In this context, Tomas Buchta of Slovakia’s Permanent Representation to the EU in Brussels remarked that some EU member states also require referendums to ratify such changes, “which has proven to be a problem in the past”.
“The concern is rational and stems from historical experience and the complexity of these processes, especially national approval by individual EU-member states,” Buchta explained. “Just as the constitutional treaty was not adopted by referendum in 2005, similar risks cannot be ruled out,” said Buchta, referring to a document that aimed to create a constitution for the EU.
Lysina recalled in the debate that “the European Union as a community of states has an existing framework that both creates it and which determines the basic rules of the game”. These rules of the game are conceived and written into two core treaties, i.e. the Treaty on European Union and the Treaty on the Functioning of the European Union. It is these two treaties that are also referred to as the basic treaties. According to Lysina, the documents lay down the rules for the functioning of the European institutions (the European Commission, the European Parliament and the Council of the EU), but they also define the rules for functioning within the EU, including freedom of movement, freedom of establishment and other rights and obligations of citizens.

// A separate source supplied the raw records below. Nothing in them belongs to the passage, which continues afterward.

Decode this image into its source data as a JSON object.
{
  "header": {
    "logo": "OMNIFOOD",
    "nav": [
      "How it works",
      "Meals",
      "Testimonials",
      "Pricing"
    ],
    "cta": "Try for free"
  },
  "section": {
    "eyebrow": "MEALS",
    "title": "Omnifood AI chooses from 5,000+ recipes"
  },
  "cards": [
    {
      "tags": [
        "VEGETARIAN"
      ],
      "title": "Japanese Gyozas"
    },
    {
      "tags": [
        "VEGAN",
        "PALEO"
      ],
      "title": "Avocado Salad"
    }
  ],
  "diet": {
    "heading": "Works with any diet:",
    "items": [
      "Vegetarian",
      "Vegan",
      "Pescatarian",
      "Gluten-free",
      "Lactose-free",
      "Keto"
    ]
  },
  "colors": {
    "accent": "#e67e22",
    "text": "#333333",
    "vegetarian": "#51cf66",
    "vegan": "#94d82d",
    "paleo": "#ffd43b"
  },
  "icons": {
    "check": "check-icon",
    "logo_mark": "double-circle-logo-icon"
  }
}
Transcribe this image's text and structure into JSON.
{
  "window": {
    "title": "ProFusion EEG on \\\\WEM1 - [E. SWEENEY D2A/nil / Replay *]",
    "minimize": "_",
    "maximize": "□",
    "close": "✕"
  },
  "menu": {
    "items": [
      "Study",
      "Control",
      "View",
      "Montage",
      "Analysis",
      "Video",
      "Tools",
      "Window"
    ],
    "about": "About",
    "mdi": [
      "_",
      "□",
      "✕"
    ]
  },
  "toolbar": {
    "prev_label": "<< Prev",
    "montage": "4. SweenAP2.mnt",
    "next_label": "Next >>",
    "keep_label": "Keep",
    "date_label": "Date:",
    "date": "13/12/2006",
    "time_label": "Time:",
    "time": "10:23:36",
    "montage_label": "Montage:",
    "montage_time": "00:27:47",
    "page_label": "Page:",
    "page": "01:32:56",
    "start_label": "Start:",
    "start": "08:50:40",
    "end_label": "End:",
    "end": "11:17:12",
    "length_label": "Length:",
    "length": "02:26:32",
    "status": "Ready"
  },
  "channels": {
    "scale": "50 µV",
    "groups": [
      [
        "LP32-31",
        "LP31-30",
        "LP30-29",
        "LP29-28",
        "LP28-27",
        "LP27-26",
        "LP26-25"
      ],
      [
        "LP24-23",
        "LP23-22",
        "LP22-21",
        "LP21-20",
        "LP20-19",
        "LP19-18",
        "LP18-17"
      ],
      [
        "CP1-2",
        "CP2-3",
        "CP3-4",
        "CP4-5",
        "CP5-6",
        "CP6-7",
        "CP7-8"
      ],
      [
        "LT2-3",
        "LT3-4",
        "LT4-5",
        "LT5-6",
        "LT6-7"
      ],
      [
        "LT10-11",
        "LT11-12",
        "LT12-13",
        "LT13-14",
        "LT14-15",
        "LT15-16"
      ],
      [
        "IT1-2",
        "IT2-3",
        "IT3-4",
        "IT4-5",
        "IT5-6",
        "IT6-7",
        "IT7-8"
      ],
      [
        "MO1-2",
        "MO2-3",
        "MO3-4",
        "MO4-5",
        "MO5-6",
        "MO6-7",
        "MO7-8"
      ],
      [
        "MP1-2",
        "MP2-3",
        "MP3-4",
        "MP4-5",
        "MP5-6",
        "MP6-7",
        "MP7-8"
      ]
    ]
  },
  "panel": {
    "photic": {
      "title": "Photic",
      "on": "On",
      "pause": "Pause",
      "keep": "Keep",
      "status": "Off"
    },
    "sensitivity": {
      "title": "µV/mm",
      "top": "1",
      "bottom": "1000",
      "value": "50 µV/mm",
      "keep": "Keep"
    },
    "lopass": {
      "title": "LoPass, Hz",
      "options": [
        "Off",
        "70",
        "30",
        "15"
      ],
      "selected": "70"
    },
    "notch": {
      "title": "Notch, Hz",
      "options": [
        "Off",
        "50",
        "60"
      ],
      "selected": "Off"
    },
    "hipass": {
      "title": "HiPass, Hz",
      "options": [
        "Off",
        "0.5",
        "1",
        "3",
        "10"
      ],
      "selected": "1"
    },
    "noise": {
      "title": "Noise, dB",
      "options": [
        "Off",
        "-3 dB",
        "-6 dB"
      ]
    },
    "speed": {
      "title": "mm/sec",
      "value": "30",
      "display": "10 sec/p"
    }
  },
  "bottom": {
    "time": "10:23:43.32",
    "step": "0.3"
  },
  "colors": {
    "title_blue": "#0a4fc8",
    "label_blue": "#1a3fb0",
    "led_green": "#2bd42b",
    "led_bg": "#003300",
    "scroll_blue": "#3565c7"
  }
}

“The revision of the treaties in this case means that the Conference on the Future of Europe has brought some suggestions and ideas on how to adjust, improve and simply change these treaties to better serve both the public and, of course, the functioning of the EU externally or internally,” said Lysina, adding that the revision should first and foremost touch on the Treaty on the European Union and the Treaty on the Functioning of the EU.